Les pays africains ont constaté pour la première fois la technologie turque des drones pendant la guerre civile libyenne. L’alliance entre la Turquie et le gouvernement d’entente nationale internationalement reconnu lui a permis d’inonder de drones le champ de bataille. En 2019, un drone turc a attaqué une base aérienne contrôlée par l’Armée nationale libyenne. Des drones ont aussi détruit un avion-cargo Iliouchine à la base aérienne d’Al-Joufra contrôlée par les mercenaires russes.
Les drones turcs ont joué un rôle crucial dans la défaite des rebelles du Tigré par l’Éthiopie l’an dernier. Ils ont aussi été utilisés contre les terroristes en Somalie. En Afrique de l’Ouest, le Nigeria et le Togo utilisent des drones turcs pour conduire des patrouilles aux frontières du Burkina Faso et du Niger afin d’empêcher les extrémistes d’envahir leur pays.

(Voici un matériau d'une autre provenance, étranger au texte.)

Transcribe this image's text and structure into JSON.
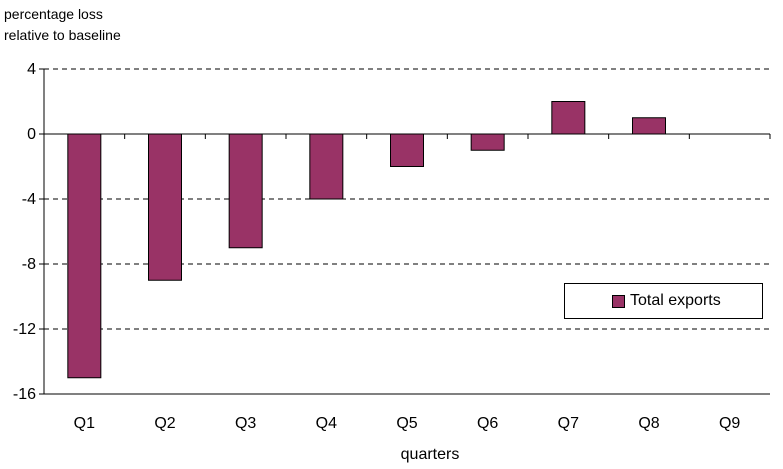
{
  "chart_data": {
    "type": "bar",
    "ylabel_lines": [
      "percentage loss",
      "relative to baseline"
    ],
    "xlabel": "quarters",
    "categories": [
      "Q1",
      "Q2",
      "Q3",
      "Q4",
      "Q5",
      "Q6",
      "Q7",
      "Q8",
      "Q9"
    ],
    "series": [
      {
        "name": "Total exports",
        "values": [
          -15,
          -9,
          -7,
          -4,
          -2,
          -1,
          2,
          1,
          null
        ]
      }
    ],
    "ylim": [
      -16,
      4
    ],
    "yticks": [
      "4",
      "0",
      "-4",
      "-8",
      "-12",
      "-16"
    ],
    "grid": "horizontal dashed",
    "legend_position": "right",
    "bar_color": "#993366"
  }
}
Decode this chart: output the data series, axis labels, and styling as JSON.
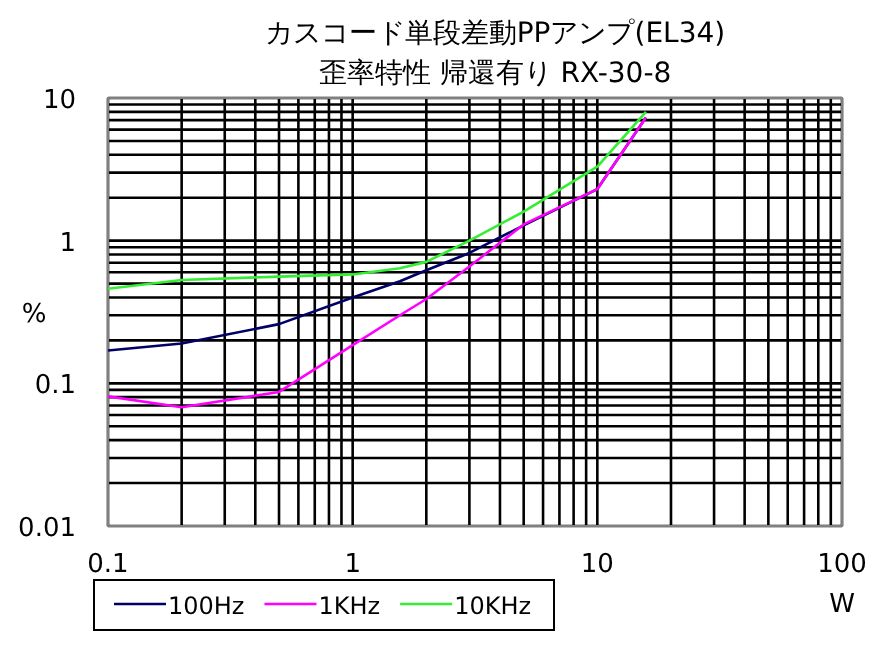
{
  "chart_data": {
    "type": "line",
    "title": "カスコード単段差動PPアンプ(EL34)",
    "subtitle": "歪率特性 帰還有り RX-30-8",
    "xlabel": "W",
    "ylabel": "%",
    "log": "xy",
    "grid": true,
    "legend": "bottom",
    "marker": "none",
    "line_style": "solid",
    "xlim": [
      0.1,
      100
    ],
    "ylim": [
      0.01,
      10
    ],
    "xticks": [
      0.1,
      {
        "value": 0.2,
        "label": null
      },
      {
        "value": 0.3,
        "label": null
      },
      {
        "value": 0.4,
        "label": null
      },
      {
        "value": 0.5,
        "label": null
      },
      {
        "value": 0.6,
        "label": null
      },
      {
        "value": 0.7,
        "label": null
      },
      {
        "value": 0.8,
        "label": null
      },
      {
        "value": 0.9,
        "label": null
      },
      1,
      {
        "value": 2,
        "label": null
      },
      {
        "value": 3,
        "label": null
      },
      {
        "value": 4,
        "label": null
      },
      {
        "value": 5,
        "label": null
      },
      {
        "value": 6,
        "label": null
      },
      {
        "value": 7,
        "label": null
      },
      {
        "value": 8,
        "label": null
      },
      {
        "value": 9,
        "label": null
      },
      10,
      {
        "value": 20,
        "label": null
      },
      {
        "value": 30,
        "label": null
      },
      {
        "value": 40,
        "label": null
      },
      {
        "value": 50,
        "label": null
      },
      {
        "value": 60,
        "label": null
      },
      {
        "value": 70,
        "label": null
      },
      {
        "value": 80,
        "label": null
      },
      {
        "value": 90,
        "label": null
      },
      100
    ],
    "yticks": [
      0.01,
      {
        "value": 0.02,
        "label": null
      },
      {
        "value": 0.03,
        "label": null
      },
      {
        "value": 0.04,
        "label": null
      },
      {
        "value": 0.05,
        "label": null
      },
      {
        "value": 0.06,
        "label": null
      },
      {
        "value": 0.07,
        "label": null
      },
      {
        "value": 0.08,
        "label": null
      },
      {
        "value": 0.09,
        "label": null
      },
      0.1,
      {
        "value": 0.2,
        "label": null
      },
      {
        "value": 0.3,
        "label": null
      },
      {
        "value": 0.4,
        "label": null
      },
      {
        "value": 0.5,
        "label": null
      },
      {
        "value": 0.6,
        "label": null
      },
      {
        "value": 0.7,
        "label": null
      },
      {
        "value": 0.8,
        "label": null
      },
      {
        "value": 0.9,
        "label": null
      },
      1,
      {
        "value": 2,
        "label": null
      },
      {
        "value": 3,
        "label": null
      },
      {
        "value": 4,
        "label": null
      },
      {
        "value": 5,
        "label": null
      },
      {
        "value": 6,
        "label": null
      },
      {
        "value": 7,
        "label": null
      },
      {
        "value": 8,
        "label": null
      },
      {
        "value": 9,
        "label": null
      },
      10
    ],
    "x": [
      0.1,
      0.2,
      0.5,
      1,
      1.56,
      2,
      3,
      5,
      10,
      15.8
    ],
    "series": [
      {
        "name": "100Hz",
        "color": "#000066",
        "values": [
          0.17,
          0.19,
          0.26,
          0.4,
          0.52,
          0.62,
          0.82,
          1.28,
          2.3,
          7.3
        ]
      },
      {
        "name": "1KHz",
        "color": "#ff00ff",
        "values": [
          0.081,
          0.068,
          0.087,
          0.185,
          0.3,
          0.39,
          0.66,
          1.3,
          2.3,
          7.3
        ]
      },
      {
        "name": "10KHz",
        "color": "#33ee33",
        "values": [
          0.46,
          0.53,
          0.56,
          0.58,
          0.64,
          0.71,
          1.0,
          1.6,
          3.3,
          8.0
        ]
      }
    ]
  }
}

Vers la mi-2024, la Turquie a annoncé un plan visant à promouvoir ses drones en Afrique, avec l’Arabie saoudite fournissant un financement pour faciliter les achats. Certains drones conçus par Baykar seront aussi construits en Arabie saoudite à partir de 2026.
Le chercheur Ahmed Abouyoussef écrit pour Al Habtoor Research Centre : « Les drones turcs ont prouvé leur efficacité dans de nombreuses batailles différentes, particulièrement en Libye. Ces drones fabriqués localement ont fourni à la Turquie un nouvel outil de politique étrangère qu’elle a employé pour maximiser son influence extérieure. »

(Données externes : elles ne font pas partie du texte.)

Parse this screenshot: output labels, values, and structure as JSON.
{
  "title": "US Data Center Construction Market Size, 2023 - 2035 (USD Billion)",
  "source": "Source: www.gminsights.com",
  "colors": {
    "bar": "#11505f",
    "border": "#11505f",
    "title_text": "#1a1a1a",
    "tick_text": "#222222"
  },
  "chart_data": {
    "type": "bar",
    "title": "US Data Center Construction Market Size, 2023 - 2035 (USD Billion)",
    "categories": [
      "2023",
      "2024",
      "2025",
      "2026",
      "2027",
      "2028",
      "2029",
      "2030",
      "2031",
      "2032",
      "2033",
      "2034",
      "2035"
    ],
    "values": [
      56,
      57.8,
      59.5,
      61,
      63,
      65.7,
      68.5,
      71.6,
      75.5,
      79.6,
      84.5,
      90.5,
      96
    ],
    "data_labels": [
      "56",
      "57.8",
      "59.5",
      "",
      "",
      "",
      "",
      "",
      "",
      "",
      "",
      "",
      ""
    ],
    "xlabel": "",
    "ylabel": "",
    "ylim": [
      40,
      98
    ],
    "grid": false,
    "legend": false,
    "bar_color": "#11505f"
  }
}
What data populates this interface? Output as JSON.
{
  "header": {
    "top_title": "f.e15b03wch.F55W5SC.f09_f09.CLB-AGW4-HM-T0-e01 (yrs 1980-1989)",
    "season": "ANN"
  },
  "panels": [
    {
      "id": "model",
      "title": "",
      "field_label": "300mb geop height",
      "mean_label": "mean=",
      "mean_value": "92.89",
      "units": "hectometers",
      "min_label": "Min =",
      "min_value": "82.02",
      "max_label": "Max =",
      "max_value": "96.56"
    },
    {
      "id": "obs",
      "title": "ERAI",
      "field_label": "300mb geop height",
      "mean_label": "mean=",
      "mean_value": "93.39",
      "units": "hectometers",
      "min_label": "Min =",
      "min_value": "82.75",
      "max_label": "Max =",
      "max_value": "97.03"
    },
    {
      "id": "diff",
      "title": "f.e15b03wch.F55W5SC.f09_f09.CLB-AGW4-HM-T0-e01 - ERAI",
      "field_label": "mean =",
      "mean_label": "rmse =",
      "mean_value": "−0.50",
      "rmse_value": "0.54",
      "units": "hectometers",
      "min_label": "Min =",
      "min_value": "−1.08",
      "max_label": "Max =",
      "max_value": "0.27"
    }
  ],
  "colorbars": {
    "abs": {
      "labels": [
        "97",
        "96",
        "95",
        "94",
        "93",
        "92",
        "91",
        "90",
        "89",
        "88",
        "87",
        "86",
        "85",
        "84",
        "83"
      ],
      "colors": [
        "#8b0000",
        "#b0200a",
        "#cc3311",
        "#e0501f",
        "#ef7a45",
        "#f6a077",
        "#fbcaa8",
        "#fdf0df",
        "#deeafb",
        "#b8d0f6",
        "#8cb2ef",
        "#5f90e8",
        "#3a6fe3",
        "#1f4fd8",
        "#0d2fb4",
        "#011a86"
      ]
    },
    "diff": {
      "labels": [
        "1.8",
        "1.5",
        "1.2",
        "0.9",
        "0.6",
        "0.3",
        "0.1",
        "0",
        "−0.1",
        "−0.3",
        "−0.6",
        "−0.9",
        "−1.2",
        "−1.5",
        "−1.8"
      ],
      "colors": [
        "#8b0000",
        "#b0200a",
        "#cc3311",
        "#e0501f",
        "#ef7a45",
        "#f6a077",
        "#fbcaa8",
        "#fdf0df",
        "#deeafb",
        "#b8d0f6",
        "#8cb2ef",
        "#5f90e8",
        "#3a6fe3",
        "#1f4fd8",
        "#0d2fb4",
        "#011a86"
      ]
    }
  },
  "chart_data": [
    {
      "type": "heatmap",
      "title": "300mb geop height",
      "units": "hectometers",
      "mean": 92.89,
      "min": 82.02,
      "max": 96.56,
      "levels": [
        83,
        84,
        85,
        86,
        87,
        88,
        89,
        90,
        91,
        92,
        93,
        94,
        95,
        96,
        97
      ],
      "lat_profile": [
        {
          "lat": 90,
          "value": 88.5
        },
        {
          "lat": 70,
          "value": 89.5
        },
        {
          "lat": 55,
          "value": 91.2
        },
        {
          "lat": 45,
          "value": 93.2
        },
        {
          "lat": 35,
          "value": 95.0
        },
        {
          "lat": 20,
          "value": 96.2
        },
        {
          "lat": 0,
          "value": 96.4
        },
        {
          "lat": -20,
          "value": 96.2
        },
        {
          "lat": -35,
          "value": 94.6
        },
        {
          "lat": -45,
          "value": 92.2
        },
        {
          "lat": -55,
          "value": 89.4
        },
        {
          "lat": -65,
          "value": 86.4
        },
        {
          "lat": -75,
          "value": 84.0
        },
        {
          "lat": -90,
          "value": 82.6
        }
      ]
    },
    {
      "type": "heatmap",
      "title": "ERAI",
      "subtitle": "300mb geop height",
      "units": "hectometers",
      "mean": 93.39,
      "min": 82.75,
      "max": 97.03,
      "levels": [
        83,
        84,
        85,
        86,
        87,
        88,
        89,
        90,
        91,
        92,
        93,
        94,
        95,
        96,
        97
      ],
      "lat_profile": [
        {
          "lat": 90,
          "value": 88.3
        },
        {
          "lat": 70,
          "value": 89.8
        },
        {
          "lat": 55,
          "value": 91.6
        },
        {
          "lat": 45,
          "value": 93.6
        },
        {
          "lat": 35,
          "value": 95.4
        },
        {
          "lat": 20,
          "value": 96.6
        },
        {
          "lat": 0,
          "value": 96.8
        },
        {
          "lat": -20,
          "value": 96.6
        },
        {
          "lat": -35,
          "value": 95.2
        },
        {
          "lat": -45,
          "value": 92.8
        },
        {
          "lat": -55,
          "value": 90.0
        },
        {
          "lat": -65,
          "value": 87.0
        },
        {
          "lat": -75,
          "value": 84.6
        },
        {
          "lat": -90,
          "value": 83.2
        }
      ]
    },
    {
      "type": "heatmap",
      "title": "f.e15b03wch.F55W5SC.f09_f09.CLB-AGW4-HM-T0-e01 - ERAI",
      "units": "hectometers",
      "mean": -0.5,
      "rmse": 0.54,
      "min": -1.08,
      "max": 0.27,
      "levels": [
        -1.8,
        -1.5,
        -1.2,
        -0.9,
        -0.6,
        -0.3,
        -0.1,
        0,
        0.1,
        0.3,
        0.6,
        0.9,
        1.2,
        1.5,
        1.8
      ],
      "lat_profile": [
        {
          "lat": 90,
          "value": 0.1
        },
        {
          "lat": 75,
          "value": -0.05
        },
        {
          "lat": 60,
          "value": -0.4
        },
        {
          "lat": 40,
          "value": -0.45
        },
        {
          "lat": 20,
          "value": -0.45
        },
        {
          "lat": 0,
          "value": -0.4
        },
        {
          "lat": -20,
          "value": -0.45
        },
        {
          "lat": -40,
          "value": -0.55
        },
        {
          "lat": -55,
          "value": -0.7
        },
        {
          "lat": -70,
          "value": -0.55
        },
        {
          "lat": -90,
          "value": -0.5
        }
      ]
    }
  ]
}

L’approche inconditionnelle de la Turquie à l’exportation des drones l’a aidée à bâtir de nouvelles alliances en Afrique, particulièrement chez les pays qui combattent des insurrections, comme l’Éthiopie et la Somalie, remarque Ahmed Abouyoussef. Toutefois, cette même approche sans conditions fait courir un risque au commerce de drones de la Turquie, au cas où les pays clients utiliseraient ces armes contre les civils, ce qui a déjà été fait dans certain cas, où s’ils les utilisaient de toute autre façon qui pourrait constituer un crime de guerre, écrit-il.
« Dans un tel cas, les adversaires régionaux et mondiaux de la Turquie pourraient utiliser cela pour justifier l’imposition de limites supplémentaires à l’industrie turque des drones. »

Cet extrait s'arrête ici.